And so we got tired. Tired of this
mortal silence, tired of all the rage, of all misunderstanding and of those
strange shadows crossing that grave we used to call bedroom, lying over that
poison we used to call bed. Our bodies are tired our desires are dead. Unable
to smile and to act as natural as a deep breath before the jump we are condemned
to roller coasters and guillotines, to fight with spike words and empty hearts,
black hearts I would say, filled with strange bile. And I will never get to
know you, you will never get to know me, as we built walls from our fear, and
we started to use love as a weapon, tears as a new kind of doom.
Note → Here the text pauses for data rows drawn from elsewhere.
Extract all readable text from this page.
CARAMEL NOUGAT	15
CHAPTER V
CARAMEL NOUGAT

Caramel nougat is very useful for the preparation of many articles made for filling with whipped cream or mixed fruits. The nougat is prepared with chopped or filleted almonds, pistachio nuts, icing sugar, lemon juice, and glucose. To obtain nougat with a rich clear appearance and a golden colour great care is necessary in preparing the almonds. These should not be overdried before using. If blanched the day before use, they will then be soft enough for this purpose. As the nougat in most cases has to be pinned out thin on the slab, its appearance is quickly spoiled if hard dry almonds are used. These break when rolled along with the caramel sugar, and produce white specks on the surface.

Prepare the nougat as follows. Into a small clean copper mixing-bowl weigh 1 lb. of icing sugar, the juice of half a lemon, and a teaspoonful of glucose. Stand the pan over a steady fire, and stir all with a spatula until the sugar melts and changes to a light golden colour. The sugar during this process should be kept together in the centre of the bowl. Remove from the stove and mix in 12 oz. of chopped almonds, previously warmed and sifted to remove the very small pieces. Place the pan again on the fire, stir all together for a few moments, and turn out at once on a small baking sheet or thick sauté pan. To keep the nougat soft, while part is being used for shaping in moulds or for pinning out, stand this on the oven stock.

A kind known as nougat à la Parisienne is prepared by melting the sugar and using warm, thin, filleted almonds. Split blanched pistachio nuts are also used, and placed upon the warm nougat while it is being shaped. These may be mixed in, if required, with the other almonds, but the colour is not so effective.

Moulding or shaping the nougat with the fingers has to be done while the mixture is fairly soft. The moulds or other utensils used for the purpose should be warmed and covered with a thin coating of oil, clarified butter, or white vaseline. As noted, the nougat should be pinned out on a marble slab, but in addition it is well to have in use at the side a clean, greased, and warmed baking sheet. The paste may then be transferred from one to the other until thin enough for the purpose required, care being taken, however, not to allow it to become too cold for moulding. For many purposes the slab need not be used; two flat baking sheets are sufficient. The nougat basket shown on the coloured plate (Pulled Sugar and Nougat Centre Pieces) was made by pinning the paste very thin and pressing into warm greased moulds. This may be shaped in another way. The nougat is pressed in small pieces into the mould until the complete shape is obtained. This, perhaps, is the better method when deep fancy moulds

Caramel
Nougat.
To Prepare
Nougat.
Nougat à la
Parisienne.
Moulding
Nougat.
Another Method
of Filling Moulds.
And every time
was more difficult, the feeling, this disgusting feeling of beauty fading away,
destroyed by all your rudeness, by all your hate and all your completely sure
of yourself behaviour. And don’t think there’s only one criminal here, I should
be punished as well, maybe for losing my strength, my motivations and specially
for losing you. For apparently never make myself clear whatever I tried to say
to you, to explode like a bomb trying to squash all that craziness that you used
to cover me with. Words can’t do much, it’s always a big monologue, and we are
just talking to our own eyes, those same eyes that wanted to live that life so
badly. And this life is now turning into strange memories, to be collected
among others of the same, and you already got a few. Just make sure to be honest with them.